Other differences between French Champagne and American sparklers include smell and taste. For example, domestic sparkling wines have characteristics of ripe, vivid fruit, especially those from California. Grapes ripen more quickly in the California sun and produce more intense fruit flavors, which are popular with American palates. Champagne and sparkling wines from other European regions often have a yeasty or nutty smell and taste.

American terroir has attracted several French winemakers to come stateside to produce their sparkling wines. Gilbert Gruet, whose Champagne house Gruet et Fils in Bethon, France, began in 1952, decided to plant an experimental vineyard in New Mexico in the 1980s. Today, his children, winemaker Laurent and daughter Nathalie, and family friend Farid Himeur run Albuquerque’s Gruet Winery, which distributes its classic and crisp sparkling wines in 49 states.

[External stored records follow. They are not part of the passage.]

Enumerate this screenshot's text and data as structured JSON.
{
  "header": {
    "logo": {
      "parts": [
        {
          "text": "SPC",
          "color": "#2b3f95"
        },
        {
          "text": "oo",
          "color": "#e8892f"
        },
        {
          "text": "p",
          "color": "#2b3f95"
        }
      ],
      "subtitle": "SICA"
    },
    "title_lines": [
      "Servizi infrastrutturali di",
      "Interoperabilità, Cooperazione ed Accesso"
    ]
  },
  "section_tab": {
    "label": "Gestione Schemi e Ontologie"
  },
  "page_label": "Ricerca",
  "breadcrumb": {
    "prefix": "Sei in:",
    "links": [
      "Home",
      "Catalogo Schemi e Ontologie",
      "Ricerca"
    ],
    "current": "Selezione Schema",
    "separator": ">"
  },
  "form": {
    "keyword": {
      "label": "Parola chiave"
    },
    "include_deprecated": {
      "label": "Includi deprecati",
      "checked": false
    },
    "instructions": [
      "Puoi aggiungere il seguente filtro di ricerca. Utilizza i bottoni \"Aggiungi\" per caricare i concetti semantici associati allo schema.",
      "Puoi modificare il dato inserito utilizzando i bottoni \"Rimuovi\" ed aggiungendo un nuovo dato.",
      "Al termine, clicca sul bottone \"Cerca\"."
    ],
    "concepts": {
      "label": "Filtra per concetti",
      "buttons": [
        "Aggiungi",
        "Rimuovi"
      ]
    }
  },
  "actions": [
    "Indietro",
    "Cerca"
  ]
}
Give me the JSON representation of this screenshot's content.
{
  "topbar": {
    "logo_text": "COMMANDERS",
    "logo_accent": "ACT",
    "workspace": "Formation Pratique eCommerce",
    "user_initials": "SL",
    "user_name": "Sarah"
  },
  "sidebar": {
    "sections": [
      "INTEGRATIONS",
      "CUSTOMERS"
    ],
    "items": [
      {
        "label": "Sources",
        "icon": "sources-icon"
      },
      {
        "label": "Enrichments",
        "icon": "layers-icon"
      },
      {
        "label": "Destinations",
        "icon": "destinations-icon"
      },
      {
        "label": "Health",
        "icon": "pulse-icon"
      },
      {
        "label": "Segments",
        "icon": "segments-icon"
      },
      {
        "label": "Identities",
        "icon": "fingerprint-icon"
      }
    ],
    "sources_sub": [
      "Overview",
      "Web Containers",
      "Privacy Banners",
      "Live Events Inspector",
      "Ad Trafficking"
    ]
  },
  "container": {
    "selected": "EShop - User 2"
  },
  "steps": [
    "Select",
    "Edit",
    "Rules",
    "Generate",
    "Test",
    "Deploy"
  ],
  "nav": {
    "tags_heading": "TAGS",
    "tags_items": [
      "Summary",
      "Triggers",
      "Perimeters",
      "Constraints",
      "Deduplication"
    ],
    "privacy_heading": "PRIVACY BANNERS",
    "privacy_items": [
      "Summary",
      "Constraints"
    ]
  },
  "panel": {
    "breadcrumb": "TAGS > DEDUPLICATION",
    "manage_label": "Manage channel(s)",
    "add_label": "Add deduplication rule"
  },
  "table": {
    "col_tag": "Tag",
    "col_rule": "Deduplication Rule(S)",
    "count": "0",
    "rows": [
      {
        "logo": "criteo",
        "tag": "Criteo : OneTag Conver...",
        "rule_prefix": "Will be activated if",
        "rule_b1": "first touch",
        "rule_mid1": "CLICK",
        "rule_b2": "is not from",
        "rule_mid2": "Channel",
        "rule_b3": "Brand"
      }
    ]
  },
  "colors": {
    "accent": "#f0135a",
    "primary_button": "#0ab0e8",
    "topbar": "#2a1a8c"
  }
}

Domaine Chandon’s founders were winemakers from Moet & Chandon, one of France’s leading names in Champagne. The Napa Valley winery produces popular and locally available sparkling wines that showcase the rich, fruit flavors of California with centuries-old, traditional champagne-making methods.

A taste of sparkling wine is like “drinking the stars,” according to the French. This year summer, pop the cork under the Stars and Stripes for a truly festive Independence Day celebration.

Tasting the Stars

Remember these few hints for getting the best flavor from your sparkling wines:

1. Buy sparkling wines made by the Méthode Traditionnelle or Classic Method process.

2. Serve well-chilled.

3. Use small glasses to make the bubbles last longer.

4. Re-cap the bottle immediately with a pressurized champagne stopper and return it to the refrigerator or ice bucket.

5. Put kosher salt and ice in a bucket to chill the wine faster.